Arts appliqués

Que vous soyez créatif dans le design, la mode, l’architecture intérieure, la publicité… vous ferez éclore vos talents en passant par une école d’arts appliqués.

Arts appliqués

Quel est le point commun entre le professionnel chargé de réaliser les affiches de publicité pour une campagne de mode, celui qui va créer le nouveau sac à damiers de la même marque et ­un troisième, responsable de la conception de l’aménagement intérieur de la prochaine boutique ? Même s’il s’agit de métiers différents, ces professionnels sont tous des créatifs formés dans des écoles d’arts appliqués. Ces établissements préparent à quatre grandes familles de métiers : la communication visuelle, le stylisme, l’architecture intérieure et le design d’objet.

Nouveau diplôme : le DNMADE

Depuis la rentrée 2018, la Manaa (Mise à niveau en arts appliqués), qui permettait aux titulaires d’un bac général d’intégrer un BTS (Brevet de Technicien Supérieur) en arts appliqués ou un DMA (Diplôme des Métiers d’Art), a été remplacée par le DNMADE (Diplôme National des Métiers d’Art et de Design)

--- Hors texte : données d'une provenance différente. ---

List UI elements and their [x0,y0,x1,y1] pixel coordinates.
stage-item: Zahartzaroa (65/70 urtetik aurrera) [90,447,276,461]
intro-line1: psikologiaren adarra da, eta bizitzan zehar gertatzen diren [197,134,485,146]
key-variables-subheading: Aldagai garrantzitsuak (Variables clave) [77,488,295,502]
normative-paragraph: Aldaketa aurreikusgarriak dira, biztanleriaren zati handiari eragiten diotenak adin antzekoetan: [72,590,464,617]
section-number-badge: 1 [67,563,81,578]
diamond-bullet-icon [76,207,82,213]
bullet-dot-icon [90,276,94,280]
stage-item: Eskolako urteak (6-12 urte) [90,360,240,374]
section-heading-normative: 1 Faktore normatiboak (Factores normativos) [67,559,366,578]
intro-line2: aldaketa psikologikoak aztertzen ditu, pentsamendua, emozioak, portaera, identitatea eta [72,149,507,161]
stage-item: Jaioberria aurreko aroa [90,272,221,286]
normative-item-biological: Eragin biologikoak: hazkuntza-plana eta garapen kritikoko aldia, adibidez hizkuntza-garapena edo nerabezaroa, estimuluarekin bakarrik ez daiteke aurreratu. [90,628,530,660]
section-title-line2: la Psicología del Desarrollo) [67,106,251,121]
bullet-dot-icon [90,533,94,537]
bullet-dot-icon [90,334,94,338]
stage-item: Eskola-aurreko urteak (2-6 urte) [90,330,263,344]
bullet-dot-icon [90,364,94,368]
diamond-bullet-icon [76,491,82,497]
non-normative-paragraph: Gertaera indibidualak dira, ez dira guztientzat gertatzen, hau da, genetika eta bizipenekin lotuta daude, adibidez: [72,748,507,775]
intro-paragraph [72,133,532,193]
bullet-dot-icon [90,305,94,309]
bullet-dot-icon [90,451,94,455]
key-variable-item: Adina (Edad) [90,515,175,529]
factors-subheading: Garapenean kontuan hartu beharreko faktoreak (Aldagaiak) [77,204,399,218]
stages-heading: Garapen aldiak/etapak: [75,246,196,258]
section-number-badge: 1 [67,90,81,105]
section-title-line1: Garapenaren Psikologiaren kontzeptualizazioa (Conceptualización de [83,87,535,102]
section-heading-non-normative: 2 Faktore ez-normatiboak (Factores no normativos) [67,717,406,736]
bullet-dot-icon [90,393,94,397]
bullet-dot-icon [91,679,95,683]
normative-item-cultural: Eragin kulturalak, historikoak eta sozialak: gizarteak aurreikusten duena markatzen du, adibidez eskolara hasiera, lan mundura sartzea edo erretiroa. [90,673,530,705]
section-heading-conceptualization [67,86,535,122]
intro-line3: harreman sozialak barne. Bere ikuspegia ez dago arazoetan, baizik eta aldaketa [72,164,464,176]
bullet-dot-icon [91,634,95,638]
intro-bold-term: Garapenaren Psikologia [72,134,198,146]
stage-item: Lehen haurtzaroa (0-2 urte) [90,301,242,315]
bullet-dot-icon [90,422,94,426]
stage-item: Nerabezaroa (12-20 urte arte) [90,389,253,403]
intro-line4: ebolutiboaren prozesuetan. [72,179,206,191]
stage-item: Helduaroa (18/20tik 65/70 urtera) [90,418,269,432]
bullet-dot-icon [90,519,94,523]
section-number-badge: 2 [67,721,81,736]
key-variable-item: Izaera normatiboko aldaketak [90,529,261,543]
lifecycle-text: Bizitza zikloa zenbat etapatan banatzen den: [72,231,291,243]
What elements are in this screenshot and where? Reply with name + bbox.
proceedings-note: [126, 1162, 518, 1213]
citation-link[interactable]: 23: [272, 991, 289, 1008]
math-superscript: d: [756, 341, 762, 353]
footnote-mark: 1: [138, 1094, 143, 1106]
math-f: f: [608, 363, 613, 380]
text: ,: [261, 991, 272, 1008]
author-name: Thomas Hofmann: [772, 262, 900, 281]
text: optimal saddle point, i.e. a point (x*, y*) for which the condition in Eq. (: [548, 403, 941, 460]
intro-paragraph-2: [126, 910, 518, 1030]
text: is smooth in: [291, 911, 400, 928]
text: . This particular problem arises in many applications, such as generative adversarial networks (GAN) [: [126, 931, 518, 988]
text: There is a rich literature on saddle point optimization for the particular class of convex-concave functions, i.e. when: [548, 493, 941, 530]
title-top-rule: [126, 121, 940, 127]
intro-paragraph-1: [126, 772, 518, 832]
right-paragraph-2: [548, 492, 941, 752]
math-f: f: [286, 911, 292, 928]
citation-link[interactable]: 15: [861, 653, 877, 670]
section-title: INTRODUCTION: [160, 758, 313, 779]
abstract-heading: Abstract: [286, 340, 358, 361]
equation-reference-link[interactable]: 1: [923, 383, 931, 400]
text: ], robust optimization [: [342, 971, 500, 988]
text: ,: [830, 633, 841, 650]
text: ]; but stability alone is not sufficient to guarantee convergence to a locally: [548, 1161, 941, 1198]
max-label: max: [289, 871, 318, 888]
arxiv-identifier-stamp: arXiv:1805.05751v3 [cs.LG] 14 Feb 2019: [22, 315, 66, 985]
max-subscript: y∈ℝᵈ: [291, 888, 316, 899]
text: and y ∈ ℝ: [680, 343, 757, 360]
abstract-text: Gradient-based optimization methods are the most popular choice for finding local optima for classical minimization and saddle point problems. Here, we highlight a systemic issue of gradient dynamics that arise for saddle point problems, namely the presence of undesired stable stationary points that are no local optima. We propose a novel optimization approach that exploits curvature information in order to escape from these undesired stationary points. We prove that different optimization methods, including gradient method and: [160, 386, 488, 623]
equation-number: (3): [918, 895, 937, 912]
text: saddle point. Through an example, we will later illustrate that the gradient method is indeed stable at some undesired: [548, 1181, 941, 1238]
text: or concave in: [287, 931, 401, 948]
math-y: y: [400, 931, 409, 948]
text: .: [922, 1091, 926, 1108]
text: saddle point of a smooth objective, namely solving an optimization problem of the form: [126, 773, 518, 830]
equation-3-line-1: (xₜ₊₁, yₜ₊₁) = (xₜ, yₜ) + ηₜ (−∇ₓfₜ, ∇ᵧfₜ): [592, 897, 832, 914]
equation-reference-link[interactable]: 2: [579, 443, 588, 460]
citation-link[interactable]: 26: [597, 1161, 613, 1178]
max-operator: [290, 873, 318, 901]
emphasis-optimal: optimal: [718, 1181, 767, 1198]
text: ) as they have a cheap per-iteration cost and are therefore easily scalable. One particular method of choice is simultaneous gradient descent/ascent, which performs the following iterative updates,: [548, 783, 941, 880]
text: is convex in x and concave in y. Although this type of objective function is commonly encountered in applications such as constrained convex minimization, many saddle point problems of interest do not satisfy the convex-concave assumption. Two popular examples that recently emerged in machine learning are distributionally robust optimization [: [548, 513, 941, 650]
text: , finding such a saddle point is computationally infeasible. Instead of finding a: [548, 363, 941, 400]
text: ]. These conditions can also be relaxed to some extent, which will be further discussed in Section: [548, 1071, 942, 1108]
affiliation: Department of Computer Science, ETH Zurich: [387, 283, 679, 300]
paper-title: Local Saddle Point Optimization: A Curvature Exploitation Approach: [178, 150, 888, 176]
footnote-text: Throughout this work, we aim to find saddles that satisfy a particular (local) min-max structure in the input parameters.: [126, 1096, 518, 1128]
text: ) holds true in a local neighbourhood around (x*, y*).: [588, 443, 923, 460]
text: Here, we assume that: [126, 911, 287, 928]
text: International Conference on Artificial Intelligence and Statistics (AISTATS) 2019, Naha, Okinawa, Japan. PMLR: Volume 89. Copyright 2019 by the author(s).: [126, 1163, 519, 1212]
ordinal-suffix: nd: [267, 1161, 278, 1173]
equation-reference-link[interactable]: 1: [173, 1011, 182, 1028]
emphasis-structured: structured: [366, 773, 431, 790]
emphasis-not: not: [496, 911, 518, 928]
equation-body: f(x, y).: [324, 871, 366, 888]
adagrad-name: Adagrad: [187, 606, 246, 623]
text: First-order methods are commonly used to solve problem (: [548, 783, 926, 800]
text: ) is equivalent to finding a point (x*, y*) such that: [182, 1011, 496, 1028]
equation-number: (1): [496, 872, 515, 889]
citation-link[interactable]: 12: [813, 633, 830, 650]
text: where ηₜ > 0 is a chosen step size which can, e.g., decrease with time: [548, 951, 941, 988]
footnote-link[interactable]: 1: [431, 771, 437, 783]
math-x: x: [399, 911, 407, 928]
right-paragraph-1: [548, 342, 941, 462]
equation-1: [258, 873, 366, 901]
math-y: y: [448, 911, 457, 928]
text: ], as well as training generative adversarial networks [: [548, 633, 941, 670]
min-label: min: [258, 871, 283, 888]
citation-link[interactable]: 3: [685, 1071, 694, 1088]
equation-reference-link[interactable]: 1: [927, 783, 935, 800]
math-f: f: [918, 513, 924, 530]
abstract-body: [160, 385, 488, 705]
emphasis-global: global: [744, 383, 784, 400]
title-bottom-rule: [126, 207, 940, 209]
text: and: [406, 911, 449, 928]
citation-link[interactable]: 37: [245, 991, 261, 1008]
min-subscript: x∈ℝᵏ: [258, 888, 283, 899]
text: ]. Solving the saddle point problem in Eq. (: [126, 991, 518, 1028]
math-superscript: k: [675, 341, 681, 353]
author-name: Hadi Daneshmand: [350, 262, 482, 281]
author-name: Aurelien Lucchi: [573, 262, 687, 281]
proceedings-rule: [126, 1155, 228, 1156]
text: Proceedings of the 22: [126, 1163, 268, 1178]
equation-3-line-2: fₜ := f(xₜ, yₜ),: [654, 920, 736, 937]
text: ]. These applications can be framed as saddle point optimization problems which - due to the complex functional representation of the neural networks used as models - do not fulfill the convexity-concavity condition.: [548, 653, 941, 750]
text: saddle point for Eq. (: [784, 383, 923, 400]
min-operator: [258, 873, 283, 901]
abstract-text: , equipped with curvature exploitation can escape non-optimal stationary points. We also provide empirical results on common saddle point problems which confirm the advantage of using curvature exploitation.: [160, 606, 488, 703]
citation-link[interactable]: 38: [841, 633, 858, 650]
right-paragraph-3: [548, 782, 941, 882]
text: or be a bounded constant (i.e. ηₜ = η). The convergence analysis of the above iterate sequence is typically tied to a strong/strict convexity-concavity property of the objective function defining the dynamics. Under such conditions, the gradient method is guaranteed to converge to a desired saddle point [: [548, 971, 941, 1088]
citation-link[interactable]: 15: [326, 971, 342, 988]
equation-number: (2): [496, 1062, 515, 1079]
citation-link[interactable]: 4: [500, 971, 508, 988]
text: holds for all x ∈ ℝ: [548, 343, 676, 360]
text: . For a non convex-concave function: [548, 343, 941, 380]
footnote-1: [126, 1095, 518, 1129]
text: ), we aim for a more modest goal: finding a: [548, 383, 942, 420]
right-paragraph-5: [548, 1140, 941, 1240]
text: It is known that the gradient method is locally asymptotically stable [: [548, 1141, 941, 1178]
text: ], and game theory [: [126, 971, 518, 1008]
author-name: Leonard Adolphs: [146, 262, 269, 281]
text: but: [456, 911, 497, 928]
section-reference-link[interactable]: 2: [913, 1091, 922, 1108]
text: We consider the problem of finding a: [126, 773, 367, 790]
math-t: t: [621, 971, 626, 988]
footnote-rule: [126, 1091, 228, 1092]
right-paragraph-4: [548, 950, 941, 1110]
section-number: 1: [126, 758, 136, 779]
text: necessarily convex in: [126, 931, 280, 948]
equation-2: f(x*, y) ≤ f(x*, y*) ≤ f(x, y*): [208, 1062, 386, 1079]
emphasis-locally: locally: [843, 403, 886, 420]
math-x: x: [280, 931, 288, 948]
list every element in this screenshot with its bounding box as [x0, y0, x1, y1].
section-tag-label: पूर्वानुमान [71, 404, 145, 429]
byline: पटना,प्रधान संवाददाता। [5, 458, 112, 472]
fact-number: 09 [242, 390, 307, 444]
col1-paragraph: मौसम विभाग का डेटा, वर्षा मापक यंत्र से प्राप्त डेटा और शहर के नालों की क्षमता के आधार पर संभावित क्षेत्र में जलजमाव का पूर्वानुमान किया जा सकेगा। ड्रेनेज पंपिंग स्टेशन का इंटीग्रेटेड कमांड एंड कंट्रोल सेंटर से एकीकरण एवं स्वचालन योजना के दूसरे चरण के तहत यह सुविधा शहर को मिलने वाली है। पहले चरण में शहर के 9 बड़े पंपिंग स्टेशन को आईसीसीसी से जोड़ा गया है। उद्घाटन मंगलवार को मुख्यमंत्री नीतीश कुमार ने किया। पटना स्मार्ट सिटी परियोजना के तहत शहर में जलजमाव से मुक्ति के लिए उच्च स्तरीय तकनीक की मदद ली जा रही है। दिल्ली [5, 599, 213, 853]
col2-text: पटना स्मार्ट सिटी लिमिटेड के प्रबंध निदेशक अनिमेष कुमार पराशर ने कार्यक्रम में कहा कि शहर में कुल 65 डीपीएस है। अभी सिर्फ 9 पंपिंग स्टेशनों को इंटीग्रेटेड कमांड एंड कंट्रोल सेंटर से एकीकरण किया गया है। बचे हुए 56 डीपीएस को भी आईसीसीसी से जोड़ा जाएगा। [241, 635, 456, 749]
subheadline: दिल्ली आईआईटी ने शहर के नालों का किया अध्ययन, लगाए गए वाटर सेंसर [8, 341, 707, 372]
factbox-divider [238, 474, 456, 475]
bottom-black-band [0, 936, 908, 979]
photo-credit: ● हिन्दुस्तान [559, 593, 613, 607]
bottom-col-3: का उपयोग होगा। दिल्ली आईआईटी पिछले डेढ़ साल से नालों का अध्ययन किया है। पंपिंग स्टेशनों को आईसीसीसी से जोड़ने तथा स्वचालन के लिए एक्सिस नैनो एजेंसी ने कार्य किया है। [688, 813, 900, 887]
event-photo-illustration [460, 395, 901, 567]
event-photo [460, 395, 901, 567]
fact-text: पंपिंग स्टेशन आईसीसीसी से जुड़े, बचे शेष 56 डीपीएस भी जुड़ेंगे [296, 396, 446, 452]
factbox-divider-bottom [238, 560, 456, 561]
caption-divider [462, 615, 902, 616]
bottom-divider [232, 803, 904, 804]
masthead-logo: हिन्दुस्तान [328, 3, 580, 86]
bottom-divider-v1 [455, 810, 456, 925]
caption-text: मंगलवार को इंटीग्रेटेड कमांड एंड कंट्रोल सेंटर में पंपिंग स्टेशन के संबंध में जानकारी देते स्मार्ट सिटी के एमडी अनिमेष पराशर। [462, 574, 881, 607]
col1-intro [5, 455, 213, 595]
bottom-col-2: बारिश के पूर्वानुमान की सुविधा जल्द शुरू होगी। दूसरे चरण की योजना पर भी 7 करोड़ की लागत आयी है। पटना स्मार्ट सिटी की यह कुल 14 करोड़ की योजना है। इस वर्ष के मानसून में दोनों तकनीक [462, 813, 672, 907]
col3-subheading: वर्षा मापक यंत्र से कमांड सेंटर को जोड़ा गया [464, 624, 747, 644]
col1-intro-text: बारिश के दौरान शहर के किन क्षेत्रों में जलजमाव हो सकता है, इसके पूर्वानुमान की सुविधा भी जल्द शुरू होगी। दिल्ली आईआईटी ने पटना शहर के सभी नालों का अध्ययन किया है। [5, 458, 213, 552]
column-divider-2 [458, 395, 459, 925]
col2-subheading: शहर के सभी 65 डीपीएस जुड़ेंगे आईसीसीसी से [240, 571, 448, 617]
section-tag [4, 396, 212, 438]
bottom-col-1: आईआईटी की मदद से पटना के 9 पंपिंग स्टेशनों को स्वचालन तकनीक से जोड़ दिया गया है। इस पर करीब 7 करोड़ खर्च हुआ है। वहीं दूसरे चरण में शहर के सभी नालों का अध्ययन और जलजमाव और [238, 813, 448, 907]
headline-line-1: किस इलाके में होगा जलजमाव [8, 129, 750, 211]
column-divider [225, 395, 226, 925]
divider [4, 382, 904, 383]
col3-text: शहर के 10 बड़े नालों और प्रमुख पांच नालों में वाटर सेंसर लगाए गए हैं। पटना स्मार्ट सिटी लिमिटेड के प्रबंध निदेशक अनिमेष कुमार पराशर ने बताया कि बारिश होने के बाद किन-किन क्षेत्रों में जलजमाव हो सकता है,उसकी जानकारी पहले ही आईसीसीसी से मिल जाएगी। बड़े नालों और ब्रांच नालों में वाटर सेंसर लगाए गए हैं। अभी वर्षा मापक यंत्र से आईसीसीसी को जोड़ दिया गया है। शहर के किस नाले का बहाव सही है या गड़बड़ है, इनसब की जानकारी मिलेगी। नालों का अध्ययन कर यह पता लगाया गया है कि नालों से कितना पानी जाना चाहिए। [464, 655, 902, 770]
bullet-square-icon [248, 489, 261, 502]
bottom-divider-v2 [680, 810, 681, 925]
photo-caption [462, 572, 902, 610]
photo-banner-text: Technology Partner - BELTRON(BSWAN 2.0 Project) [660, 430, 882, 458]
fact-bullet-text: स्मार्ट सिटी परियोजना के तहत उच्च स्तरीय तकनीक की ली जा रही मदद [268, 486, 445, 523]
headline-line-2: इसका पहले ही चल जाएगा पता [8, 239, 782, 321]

Le DNMADE est un diplôme en trois ans conférant le grade de licence qui se substitue progressivement aux BTS en arts appliqués ainsi qu’aux DMA. La première année, obligatoire pour tous, contrairement à la Manaa, est une année d’orientation, de consolidation et d’acquisition des fondamentaux. Quatorze mentions sont proposées : Animation, Espace, Événement, Graphisme, Innovation sociale, Instrument, Livre, Matériaux, Mode, Numérique, Objet, Ornement, Patrimoine, Spectacle. Standardisé au niveau européen, le DNMADE donne la possibilité d’étudier à l’étranger. 

Après l’obtention du DNMADE, les étudiants peuvent poursuivre leurs études en intégrant un DSAA (Diplôme Supérieur des Arts Appliqués) de la même spécialité ou une école d’art.

DSAA : de bac+2 à bac+4

Après le DNMADE, il est possible de poursuivre en DSAA dans un établissement public ou privé sous contrat pendant deux ans et ainsi d’élever son niveau de qualification. Quatre mentions existent pour le DSAA Design : Espace, Graphisme, Mode et Produit. 

Le DSAA forme des concepteurs-créateurs à même de prendre des responsabilités au sein d’un bureau de création ou d’une agence. Il prépare aux métiers d’architecte d’intérieur, de webdesigner, de graphiste, de styliste de mode, d’illustrateur, etc.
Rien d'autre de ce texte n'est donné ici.